Eine Analyse religioser und pseudoreligioser Motivationen



Eine Analyse religiöser und pseudoreligiöser
Motivationen



- Ist alles relativ?
- Atheismus und Fanatismus
- Absolut und absolutistisch
- Yoga und religion
- Erwachen aus der Illusion
- Die materielle Welt- ein Gefängnis für Freiwillige
- Liebe-das Erleben der Einheit


Laut vielen Visionären und Prophezeiungen wird das von
ihnen angekündigte "New Age" ein Zeitalter
sein, in dem die Menschen wieder in Harmonie mit Gott
und Gottes Schöpfungsgesetzen leben werden; die
Menschheit werde wieder zum ursprünglichen
Gottesbewußtsein, zu einer universalen Religiosität,
zurückfinden. Sanatan Dharma heisst im Sanskrit: ewige
Religion, das, was schon immer da war. Das, was
untrennbar mit dem Lebewesen verbunden ist. Ich kann es
zwar vorübergehend vergessen wollen-wofür mir Krishna
natürlich auch die Illusion dafür schenkt, aber selbst
innerhalb meiner Illusion ist die Grundmotivation allen
Handelns letzlich meine ununterbrochene Suche nach
Gott, nach Krishna. Dies ist der Antriebsmotor auch
hinter jeder materialistischen Handlung. Es ist die
aussichtslose Suche nach der Erfülltheit, die ich einst
erlebte in der Beziehung zu ihm. Aber man Sucht am
falschen Ort. Je mehr ich in der Spiegelung das
Original erhaschen will, desto mehr werde ich auch
leiden.

Gegenwärtig ist "Religion" jedoch eines der
wirkungsvollsten Machtmittel jener Mächte, die die Welt
beherrschen. An gewissen Orten der Welt werden Massen
und ganze Nationen durch Religionen manipuliert,
ähnlich wie an anderen Orten durch Atheismus und
Konsumismus. Das Abdriften der Menschheit in diese
beiden Extreme (in die Ablehnung von Religion oder
Verfälschung von Religion) wurde ebenfalls
vorausgesehen, insbesondere von den ältesten
diesbezüglichen Prophezeiungen, die in den altindischen
("vedischen") Schriften zu finden sind. Aber
auch aus dieser Quelle geht hervor, daß das qualvolle
dunkle Zeitalter (Kali-yuga) in ein "goldenes
Zeitalter" übergehen wird, und die dann erblühende
universale Religion wird ebenfalls beschrieben.

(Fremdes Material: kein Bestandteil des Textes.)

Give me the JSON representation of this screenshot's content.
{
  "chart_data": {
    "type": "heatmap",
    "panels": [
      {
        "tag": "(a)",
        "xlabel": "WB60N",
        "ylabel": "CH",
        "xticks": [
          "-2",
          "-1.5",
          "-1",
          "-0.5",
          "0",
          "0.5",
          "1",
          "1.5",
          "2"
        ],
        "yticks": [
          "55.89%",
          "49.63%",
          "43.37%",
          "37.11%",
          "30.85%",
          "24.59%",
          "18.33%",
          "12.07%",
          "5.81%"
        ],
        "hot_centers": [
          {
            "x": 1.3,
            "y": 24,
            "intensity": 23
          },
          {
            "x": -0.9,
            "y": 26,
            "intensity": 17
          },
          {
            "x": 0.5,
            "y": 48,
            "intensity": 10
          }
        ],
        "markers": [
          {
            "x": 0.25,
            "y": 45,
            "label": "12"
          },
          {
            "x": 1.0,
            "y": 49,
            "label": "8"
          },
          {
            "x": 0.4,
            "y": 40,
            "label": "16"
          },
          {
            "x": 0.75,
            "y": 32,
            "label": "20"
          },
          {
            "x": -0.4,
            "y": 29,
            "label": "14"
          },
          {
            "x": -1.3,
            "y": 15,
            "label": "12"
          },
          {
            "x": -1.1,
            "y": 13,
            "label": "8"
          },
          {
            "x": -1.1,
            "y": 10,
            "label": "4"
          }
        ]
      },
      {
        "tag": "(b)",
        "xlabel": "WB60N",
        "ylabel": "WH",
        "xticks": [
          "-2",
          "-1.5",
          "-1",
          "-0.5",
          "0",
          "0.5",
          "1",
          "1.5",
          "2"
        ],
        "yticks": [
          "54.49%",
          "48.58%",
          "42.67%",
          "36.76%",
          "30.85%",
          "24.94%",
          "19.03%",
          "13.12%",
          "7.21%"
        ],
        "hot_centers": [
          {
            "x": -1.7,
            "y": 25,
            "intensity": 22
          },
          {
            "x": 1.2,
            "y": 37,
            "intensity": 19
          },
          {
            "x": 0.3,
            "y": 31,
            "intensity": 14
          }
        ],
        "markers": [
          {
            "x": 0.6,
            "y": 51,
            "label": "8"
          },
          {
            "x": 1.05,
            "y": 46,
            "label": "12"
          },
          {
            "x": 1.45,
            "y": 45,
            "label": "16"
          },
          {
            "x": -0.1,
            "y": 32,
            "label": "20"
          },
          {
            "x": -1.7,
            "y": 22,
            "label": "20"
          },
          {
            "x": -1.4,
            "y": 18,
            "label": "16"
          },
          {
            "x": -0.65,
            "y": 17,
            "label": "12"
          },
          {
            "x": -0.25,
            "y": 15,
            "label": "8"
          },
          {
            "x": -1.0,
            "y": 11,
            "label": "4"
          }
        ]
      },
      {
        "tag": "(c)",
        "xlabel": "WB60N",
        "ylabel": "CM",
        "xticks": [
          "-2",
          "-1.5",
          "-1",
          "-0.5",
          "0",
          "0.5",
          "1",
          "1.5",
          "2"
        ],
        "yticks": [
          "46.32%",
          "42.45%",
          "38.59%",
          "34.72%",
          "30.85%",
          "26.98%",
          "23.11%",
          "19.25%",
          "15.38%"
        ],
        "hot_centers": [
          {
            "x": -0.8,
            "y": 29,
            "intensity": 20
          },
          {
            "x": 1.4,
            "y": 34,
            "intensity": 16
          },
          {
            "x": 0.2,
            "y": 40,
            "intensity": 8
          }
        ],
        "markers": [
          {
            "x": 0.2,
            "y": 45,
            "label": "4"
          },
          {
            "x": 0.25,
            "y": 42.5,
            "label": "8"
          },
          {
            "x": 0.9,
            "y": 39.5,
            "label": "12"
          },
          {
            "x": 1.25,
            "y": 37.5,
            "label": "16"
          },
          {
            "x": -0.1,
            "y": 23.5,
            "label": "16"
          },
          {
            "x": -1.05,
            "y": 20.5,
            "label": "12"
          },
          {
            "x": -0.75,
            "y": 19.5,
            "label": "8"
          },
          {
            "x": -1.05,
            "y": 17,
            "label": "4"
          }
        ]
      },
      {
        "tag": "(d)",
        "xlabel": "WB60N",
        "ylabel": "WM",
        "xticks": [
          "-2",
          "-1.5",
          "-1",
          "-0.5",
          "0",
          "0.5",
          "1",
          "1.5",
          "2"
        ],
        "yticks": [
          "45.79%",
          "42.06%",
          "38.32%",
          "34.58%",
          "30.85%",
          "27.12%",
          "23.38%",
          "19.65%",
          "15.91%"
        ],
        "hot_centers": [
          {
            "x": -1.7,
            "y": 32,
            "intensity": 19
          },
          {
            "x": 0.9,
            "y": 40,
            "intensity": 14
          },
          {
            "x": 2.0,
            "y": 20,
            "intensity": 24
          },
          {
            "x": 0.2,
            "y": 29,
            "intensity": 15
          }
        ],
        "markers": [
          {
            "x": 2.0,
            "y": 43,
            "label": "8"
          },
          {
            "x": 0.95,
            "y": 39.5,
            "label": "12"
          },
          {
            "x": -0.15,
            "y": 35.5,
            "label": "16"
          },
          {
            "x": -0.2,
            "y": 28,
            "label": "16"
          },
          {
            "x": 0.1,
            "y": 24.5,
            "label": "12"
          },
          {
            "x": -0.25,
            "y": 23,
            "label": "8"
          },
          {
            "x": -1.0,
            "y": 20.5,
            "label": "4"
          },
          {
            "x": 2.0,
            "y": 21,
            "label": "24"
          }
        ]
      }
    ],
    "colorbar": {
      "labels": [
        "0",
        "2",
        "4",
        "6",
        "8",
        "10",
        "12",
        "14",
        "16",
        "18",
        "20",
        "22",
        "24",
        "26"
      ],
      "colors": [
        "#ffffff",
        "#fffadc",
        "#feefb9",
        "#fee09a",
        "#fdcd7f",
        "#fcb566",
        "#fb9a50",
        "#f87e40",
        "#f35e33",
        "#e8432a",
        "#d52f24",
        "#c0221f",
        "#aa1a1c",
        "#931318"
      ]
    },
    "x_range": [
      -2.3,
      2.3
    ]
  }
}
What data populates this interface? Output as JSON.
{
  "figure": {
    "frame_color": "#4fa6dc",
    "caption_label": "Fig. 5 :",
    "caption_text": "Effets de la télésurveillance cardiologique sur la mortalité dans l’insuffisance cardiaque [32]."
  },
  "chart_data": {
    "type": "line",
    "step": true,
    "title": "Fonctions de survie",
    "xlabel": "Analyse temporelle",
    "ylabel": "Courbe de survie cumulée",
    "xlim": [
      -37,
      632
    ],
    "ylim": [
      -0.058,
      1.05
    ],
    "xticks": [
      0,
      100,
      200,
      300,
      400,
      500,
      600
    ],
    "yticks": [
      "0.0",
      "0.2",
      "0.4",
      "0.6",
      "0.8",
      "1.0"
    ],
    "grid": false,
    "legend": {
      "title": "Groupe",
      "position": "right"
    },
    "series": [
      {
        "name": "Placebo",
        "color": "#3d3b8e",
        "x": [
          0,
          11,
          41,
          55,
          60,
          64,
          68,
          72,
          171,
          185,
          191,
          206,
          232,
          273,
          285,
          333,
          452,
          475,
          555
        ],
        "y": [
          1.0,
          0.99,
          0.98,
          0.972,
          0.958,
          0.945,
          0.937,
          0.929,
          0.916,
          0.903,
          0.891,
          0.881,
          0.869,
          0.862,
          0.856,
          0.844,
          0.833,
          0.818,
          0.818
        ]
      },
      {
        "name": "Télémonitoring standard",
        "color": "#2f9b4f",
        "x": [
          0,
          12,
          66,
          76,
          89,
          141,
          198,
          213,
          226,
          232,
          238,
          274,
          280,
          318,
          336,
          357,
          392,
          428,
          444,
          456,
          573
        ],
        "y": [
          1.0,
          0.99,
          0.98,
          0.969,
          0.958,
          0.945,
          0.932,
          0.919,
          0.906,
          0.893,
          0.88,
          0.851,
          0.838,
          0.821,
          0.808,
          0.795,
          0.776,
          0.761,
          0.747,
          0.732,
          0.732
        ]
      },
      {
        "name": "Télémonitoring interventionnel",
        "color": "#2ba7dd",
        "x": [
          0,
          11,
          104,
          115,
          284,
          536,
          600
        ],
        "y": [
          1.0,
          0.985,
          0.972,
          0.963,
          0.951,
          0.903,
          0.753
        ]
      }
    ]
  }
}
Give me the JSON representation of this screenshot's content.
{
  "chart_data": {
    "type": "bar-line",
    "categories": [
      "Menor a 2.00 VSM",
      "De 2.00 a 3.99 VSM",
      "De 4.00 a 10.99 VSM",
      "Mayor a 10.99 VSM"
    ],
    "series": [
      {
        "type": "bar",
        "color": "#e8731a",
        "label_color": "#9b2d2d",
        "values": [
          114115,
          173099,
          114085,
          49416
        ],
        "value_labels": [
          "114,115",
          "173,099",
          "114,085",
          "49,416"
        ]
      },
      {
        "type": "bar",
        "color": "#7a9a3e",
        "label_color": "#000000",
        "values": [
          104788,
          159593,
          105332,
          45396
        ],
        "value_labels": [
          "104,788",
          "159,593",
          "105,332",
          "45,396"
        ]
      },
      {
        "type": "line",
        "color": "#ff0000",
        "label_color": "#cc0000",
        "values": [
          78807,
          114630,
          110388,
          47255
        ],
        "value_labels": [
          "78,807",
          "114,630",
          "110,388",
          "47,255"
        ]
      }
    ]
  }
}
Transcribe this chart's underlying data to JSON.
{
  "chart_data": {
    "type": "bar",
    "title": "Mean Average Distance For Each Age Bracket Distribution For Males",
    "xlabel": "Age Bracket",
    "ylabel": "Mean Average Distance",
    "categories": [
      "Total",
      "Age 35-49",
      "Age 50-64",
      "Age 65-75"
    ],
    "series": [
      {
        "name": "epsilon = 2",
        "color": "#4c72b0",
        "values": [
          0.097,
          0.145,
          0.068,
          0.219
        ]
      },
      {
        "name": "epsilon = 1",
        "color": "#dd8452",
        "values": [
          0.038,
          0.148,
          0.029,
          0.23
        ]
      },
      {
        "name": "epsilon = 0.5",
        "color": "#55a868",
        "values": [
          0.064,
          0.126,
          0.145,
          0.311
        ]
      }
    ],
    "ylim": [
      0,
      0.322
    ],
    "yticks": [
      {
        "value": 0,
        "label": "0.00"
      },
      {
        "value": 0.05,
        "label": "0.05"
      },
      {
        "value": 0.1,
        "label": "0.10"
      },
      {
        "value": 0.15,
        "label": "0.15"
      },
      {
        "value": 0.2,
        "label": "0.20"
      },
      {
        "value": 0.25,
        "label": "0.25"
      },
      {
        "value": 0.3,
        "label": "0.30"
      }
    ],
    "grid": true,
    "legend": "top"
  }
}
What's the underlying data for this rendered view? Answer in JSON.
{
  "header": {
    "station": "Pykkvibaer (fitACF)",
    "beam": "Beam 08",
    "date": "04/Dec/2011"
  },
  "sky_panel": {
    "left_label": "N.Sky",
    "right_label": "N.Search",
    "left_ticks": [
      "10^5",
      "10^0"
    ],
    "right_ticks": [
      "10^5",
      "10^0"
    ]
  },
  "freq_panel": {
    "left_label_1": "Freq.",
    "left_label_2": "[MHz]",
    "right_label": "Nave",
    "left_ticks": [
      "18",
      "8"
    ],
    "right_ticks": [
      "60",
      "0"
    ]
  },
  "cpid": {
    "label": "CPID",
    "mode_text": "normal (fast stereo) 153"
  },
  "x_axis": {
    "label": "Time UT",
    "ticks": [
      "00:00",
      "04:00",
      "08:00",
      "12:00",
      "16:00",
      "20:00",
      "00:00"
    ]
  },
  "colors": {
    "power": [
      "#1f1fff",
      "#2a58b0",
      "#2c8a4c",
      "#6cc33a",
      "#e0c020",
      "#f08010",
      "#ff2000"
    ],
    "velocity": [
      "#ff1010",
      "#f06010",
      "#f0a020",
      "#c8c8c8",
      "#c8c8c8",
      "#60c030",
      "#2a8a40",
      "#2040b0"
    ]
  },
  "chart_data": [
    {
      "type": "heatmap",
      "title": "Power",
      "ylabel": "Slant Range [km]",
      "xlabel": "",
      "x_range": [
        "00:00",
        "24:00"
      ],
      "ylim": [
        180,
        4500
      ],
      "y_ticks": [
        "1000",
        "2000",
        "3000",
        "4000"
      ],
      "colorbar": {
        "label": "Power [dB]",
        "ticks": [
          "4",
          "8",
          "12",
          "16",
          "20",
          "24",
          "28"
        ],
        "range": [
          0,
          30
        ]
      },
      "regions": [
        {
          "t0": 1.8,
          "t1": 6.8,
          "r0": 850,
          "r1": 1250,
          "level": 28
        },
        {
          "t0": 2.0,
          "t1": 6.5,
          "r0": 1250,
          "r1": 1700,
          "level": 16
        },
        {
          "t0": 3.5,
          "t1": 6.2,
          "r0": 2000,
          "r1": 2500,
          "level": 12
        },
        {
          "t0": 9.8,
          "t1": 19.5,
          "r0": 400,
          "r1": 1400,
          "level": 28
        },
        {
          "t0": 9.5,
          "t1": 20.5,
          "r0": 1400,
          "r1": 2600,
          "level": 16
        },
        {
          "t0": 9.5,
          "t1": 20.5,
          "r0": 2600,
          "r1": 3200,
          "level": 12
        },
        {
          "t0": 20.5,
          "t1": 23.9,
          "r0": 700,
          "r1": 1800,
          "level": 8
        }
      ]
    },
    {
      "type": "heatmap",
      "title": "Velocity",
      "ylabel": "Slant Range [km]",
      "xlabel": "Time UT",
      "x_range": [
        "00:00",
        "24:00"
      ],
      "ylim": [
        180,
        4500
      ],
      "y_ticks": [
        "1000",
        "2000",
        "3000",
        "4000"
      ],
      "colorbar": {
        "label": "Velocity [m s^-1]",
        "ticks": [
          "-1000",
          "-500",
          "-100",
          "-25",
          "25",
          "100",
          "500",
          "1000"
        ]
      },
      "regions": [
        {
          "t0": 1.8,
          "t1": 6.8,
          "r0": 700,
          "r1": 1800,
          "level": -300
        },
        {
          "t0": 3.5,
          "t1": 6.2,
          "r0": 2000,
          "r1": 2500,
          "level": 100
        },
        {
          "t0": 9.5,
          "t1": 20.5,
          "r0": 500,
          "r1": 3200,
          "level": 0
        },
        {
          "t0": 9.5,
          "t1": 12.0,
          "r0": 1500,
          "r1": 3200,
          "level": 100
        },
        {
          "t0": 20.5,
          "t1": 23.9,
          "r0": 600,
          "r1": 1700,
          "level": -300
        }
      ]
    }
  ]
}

Im folgenden sollen die Grundzüge dieses prophezeiten
neuen Bewußtseins dargelegt werden, was es auch
ermöglicht, gewisse Machtfaktoren der Gegenwart besser
zu verstehen. Auch wenn die Leserinnen und Leser nicht
mit allen Gedankengängen übereinstimmen mögen, lohnt es
sich, das besagte Thema einmal aus dieser Perspektive
zu betrachten.


Ist alles relativ?

Einer der populärsten Glaubenssätze des modernen
Menschen lautet: "Alles ist relativ." Was
richtig für dich ist, muß nicht auch für die anderen
richtig sein. Und was für dich schlecht ist, muß nicht
für alle anderen schlecht sein.

Diese beliebte Philosophie ist jedoch mit einer
doppelten Problematik verbunden - mit einer Falle und
mit einem Denkfehler!

Wenn alles relativ ist, gibt es keinen allgemein
gültigen Maßstab; deshalb kann diese Situation leicht
ausgenützt werden - von wem, ist klar: einmal mehr von
den Mächtigen und Reichen im Hintergrund, die dadurch
noch mächtiger und noch reicher werden. Natürlich gibt
es "allgemein" verbindliche Gesetze, doch wie
viele halten sich daran? Die Mächtigen - diejenigen,
die die Gesetze aufstellen - fühlen sich jedenfalls
nicht an sie gebunden.

Wenn alles relativ ist, herrscht ein subtiles
Faustrecht. Die Allgemeinheit mag z.B. der Meinung
sein, das Verschmutzen der Meere, das Durchführen von
Atomtests und das Abholzen der Regenwälder sei
schlecht, doch wenn ein paar wenige Menschen - die
stärker sind als die Allgemeinheit - denken, dies sei
gut, findet diese Umweltzerstörung dennoch statt, trotz
des Protestes der Mehrheit.

Man könnte noch viele andere Beispiele anführen:
Kriegsinszenierungen, Waffenlieferungen,
Drogenproduktion, Chemiepropaganda,
Dritte-Welt-Ausbeutung, Verharmlosung der
Radioaktivität und Genmanipulation, Menschenhandel,
Tiermißhandlung ... Die Liste ist erschreckend lang.
Überall geht es um das Interesse einiger weniger Leute;
deshalb sind diese verborgenen Nutznießer sehr erfreut,
wenn die ganze Welt denkt, alles sei relativ. Weil dann
sie entscheiden können, was gut und schlecht ist bzw.
was geschieht und nicht geschieht.

Die Menschen sind so sehr in das Relative abgeglitten,
daß sie nichts anderes mehr sehen. Wer fragt sich
heute, ob es noch etwas anderes gibt als das Relative?
Die meisten Menschen haben sogar eine angeborene oder
anerzogene Abneigung gegen dieses "andere",
das hinter oder über dem Relativen ist: das Absolute.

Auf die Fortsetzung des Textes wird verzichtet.